Robert Reich warns that the LIBOR case will hit Wall Street which he hopes will generate support for Glass-Steagall reform. Writing yesterday in Britain's Guardian under the title "Wall Street's Link to LIBOR," Reich asserts that there are "two different LIBOR scandals." One was the minipulation of LIBOR around 2007 "in order to disguise how much trouble they [Barclays and the banks] were in." The second is "worse, and is likely to get the blood moving even among Americans who assume they've already seen all the damage Wall Street can do. It involves a more general practice — starting around 2005 and continuing until ... who knows, it might still be going on — to rig the LIBOR in whatever way necessary to assure the banks' bets on derivatives would be profitable. This is insider trading on a gigantic scale. It makes the bankers winners and the rest of us — whose money they've used to make their bets — losers and chumps...."
It this is proven to be true he writes, "It would amount to a rip-off of almost cosmic proportions — trillions of dollars that average people would otherwise have received or saved on their lending and borrowing that have been going to the bankers instead.
"It would make the other abuses of trust Americans have witnessed in recent years — predatory lending, fraud, excessively risky derivative trading with commercial deposits, and cozy relationships with credit-rating agencies — look like child's play by comparison."

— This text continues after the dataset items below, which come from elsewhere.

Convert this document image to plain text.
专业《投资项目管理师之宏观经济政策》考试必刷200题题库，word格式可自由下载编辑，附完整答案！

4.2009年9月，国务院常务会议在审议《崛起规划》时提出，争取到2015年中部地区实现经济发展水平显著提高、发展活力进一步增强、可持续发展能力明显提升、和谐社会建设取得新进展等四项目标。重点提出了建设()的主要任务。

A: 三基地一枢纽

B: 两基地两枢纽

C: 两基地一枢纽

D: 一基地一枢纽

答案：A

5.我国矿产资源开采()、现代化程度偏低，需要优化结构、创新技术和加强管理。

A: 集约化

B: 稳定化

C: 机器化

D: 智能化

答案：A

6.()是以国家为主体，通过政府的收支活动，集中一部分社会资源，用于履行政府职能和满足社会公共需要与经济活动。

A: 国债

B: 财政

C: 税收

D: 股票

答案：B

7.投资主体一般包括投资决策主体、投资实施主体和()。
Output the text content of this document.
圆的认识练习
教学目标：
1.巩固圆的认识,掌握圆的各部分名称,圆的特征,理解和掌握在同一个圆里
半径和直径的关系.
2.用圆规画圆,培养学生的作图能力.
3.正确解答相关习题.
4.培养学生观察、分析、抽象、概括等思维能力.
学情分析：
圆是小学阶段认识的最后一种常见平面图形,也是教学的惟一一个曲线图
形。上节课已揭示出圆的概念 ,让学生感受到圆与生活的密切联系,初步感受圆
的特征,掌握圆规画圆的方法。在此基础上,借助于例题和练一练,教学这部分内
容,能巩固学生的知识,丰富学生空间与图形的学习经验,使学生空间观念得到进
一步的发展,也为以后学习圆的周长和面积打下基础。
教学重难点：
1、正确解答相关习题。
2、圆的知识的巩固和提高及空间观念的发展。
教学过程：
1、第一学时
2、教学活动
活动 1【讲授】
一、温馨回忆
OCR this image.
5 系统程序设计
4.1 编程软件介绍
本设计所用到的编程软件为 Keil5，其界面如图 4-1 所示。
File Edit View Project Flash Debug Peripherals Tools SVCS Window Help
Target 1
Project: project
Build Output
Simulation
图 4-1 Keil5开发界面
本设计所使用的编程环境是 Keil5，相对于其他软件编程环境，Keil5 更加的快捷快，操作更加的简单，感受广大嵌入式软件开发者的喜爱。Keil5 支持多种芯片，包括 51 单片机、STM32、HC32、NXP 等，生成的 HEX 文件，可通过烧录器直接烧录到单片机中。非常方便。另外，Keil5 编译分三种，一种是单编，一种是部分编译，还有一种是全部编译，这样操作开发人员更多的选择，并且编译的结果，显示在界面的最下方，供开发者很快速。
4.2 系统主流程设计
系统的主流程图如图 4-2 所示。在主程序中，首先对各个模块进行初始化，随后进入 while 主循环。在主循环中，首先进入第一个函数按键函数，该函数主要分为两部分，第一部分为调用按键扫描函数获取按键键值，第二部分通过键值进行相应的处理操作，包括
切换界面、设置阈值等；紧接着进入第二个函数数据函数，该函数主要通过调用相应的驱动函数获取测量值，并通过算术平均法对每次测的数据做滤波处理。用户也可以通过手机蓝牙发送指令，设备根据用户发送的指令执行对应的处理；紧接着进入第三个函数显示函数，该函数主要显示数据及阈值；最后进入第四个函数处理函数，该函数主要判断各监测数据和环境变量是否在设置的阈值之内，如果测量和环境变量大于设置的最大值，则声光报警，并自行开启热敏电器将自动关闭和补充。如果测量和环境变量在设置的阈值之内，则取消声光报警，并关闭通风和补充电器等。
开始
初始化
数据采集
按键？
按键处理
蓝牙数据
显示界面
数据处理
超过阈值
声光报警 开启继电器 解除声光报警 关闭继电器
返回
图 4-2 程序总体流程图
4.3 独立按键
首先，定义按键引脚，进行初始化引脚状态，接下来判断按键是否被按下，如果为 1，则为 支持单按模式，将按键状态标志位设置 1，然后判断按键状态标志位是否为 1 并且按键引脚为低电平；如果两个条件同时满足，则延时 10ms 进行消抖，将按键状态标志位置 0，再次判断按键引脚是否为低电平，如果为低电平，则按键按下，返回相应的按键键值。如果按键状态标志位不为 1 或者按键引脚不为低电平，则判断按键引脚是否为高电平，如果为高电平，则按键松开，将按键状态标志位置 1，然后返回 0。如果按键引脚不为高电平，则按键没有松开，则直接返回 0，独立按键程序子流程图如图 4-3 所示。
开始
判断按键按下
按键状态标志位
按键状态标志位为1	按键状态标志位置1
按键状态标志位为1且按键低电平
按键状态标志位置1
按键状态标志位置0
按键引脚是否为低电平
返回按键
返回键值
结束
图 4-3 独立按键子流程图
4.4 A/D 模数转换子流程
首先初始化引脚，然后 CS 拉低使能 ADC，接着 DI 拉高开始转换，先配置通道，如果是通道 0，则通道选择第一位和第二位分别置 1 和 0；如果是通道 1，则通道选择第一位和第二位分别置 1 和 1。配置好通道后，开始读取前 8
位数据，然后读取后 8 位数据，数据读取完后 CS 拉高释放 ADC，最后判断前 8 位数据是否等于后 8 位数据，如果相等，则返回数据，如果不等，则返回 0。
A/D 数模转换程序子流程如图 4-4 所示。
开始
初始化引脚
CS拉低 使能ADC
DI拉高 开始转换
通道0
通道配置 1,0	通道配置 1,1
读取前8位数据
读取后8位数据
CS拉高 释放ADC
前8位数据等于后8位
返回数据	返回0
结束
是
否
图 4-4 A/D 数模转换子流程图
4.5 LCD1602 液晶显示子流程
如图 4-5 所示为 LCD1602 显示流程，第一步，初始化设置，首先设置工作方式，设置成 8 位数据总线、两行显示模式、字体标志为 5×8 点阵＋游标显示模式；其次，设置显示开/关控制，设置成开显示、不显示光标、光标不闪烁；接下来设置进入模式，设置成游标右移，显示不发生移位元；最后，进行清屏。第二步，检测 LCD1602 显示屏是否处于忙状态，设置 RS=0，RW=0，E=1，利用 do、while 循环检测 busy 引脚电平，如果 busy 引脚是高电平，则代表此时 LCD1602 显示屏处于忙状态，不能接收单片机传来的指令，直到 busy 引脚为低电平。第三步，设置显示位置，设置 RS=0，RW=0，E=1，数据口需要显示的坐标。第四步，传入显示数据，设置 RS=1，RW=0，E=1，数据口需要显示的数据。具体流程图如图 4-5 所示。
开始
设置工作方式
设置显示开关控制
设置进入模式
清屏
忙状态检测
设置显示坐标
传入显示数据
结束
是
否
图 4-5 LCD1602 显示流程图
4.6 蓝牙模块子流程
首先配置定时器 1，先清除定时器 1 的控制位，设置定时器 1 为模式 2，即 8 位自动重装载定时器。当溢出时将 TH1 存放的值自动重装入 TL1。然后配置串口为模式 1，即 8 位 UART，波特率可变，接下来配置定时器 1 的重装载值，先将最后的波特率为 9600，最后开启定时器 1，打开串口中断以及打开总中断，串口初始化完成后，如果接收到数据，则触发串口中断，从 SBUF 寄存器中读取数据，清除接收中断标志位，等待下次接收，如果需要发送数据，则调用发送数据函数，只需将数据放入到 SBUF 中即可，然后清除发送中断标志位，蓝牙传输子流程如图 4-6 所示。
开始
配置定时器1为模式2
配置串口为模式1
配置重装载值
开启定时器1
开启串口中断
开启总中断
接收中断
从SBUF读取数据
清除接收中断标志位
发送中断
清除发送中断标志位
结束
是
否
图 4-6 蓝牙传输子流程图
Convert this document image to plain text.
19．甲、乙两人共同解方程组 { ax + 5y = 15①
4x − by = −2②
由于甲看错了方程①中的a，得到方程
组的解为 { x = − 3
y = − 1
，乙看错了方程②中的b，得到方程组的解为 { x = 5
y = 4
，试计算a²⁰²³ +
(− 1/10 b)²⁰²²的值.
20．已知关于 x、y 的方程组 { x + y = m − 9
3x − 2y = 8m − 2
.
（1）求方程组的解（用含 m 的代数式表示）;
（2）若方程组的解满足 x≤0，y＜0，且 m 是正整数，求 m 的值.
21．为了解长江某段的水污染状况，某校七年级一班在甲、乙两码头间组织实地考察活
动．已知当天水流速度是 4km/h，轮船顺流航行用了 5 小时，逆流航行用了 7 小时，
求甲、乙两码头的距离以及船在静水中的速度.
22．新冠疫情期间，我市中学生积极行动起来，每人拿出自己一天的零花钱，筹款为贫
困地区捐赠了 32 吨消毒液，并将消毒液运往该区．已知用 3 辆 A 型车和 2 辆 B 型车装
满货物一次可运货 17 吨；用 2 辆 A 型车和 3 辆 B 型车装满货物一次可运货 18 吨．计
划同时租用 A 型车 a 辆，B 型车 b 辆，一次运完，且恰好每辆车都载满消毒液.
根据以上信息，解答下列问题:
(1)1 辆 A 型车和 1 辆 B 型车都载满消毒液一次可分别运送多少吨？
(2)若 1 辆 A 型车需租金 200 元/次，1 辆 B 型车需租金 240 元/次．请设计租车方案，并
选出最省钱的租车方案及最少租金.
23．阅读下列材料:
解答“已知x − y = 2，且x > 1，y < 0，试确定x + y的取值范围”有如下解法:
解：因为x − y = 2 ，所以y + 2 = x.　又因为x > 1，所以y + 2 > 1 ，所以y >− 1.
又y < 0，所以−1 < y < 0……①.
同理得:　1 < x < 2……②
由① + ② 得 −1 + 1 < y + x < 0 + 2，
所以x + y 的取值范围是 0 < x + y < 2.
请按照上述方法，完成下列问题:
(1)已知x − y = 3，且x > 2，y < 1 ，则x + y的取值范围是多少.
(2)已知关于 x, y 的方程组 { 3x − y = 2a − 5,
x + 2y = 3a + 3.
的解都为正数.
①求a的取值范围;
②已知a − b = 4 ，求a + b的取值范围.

While Americans tend to be jaded about Wall Street's misdoings, he concludes, "we may be reaching a tipping point where Americans move beyond outrage to political action. Recall that the bailout of Wall Street gave birth to both the Tea Partiers and Occupiers. Across America, one hears a growing demand that Glass-Steagall be reinstituted and that the biggest banks be broken up. Not long ago, the Dallas branch of the Federal Reserve, hardly known as a bastion of radicalism, proposed that the biggest banks had become too big to regulate and should be shrunk.
"The pertinent question here is whether the unfolding LIBOR scandal, which will soon hit these shores, will provide enough ammunition and energy to finally get the job done."
A similar blog for the Christian Science Monitor, today ("Scandal of Scandals: Barclays Corruption Probe Digs Up New Dirt"), Reich concludes: "When it comes to Wall Street and the financial sector in general, most of us suffer outrage fatigue combined with an overwhelming cynicism that nothing will ever be done to stop these abuses because the Street is too powerful. But that fatigue and cynicism are self-fulfilling; nothing will be done if we succumb to them.
"The alternative is to be unflagging and unflinching in our demand that Glass-Steagall be reinstituted and the biggest banks be broken up. The question is whether the unfolding LIBOR scandal will provide enough ammunition and energy to finally get the job done."